1. Il cibo certamente è ordinato a un fine: ma poiché questo fine, che è la conservazione della vita, è sommamente desiderabile, e d'altra parte non può essere ottenuto senza il cibo, ne viene che il cibo stesso è sommamente appetibile: per cui quasi tutte le fatiche della vita umana sono ordinate ad esso, come dice la Scrittura [ Qo 6,7 ]: « Tutta la fatica dell'uomo è per la bocca ».
- E tuttavia la gola pare avere per oggetto più i piaceri del cibo che il cibo stesso.
Per cui, come dice S. Agostino [ De vera relig. 53.102 ], « coloro che disprezzano la propria salute preferiscono mangiare », per il piacere che vi trovano, « piuttosto che sentirsi sazi: poiché il non sentire la fame e la sete è la fine di questi piaceri ».
2. Nei peccati il fine viene desunto da ciò che è cercato, la gravità invece dal bene da cui ci si allontana.
Perciò non è detto che un vizio capitale che ha un fine sommamente appetibile debba essere particolarmente grave.
3. Il piacere è appetibile per se stesso.
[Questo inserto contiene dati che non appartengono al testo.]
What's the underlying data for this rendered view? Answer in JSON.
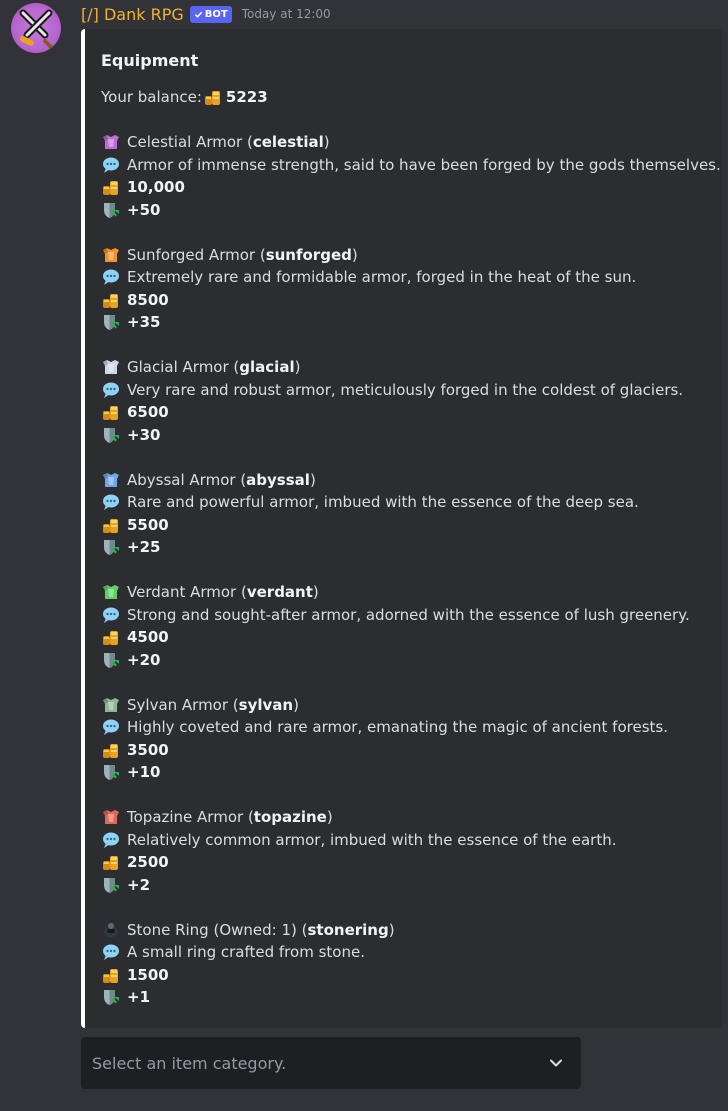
{
  "message": {
    "username": "[/] Dank RPG",
    "bot_tag": "BOT",
    "timestamp": "Today at 12:00"
  },
  "embed": {
    "title": "Equipment",
    "balance_label": "Your balance: ",
    "balance_value": "5223",
    "accent_color": "#ffffff",
    "items": [
      {
        "name": "Celestial Armor",
        "id": "celestial",
        "description": "Armor of immense strength, said to have been forged by the gods themselves.",
        "price": "10,000",
        "defense": "+50",
        "icon": "celestial-armor-icon",
        "icon_color": "#c16bd6"
      },
      {
        "name": "Sunforged Armor",
        "id": "sunforged",
        "description": "Extremely rare and formidable armor, forged in the heat of the sun.",
        "price": "8500",
        "defense": "+35",
        "icon": "sunforged-armor-icon",
        "icon_color": "#f0932b"
      },
      {
        "name": "Glacial Armor",
        "id": "glacial",
        "description": "Very rare and robust armor, meticulously forged in the coldest of glaciers.",
        "price": "6500",
        "defense": "+30",
        "icon": "glacial-armor-icon",
        "icon_color": "#cfd6e6"
      },
      {
        "name": "Abyssal Armor",
        "id": "abyssal",
        "description": "Rare and powerful armor, imbued with the essence of the deep sea.",
        "price": "5500",
        "defense": "+25",
        "icon": "abyssal-armor-icon",
        "icon_color": "#6fa8e8"
      },
      {
        "name": "Verdant Armor",
        "id": "verdant",
        "description": "Strong and sought-after armor, adorned with the essence of lush greenery.",
        "price": "4500",
        "defense": "+20",
        "icon": "verdant-armor-icon",
        "icon_color": "#5fcf6a"
      },
      {
        "name": "Sylvan Armor",
        "id": "sylvan",
        "description": "Highly coveted and rare armor, emanating the magic of ancient forests.",
        "price": "3500",
        "defense": "+10",
        "icon": "sylvan-armor-icon",
        "icon_color": "#8fb59a"
      },
      {
        "name": "Topazine Armor",
        "id": "topazine",
        "description": "Relatively common armor, imbued with the essence of the earth.",
        "price": "2500",
        "defense": "+2",
        "icon": "topazine-armor-icon",
        "icon_color": "#e06a5a"
      },
      {
        "name": "Stone Ring (Owned: 1)",
        "id": "stonering",
        "description": "A small ring crafted from stone.",
        "price": "1500",
        "defense": "+1",
        "icon": "stone-ring-icon",
        "icon_color": "#2f3a44"
      }
    ]
  },
  "select": {
    "placeholder": "Select an item category."
  }
}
Quindi secondo le due specie che in esso si riscontrano si hanno due vizi capitali, cioè la gola e la lussuria.
- Invece il bene utile non è appetibile per se stesso, ma per le cose a cui è ordinato.
Perciò in tutte le cose utili si riscontra un'unica ragione di appetibilità.
E così non si ha in questo caso che un solo vizio capitale.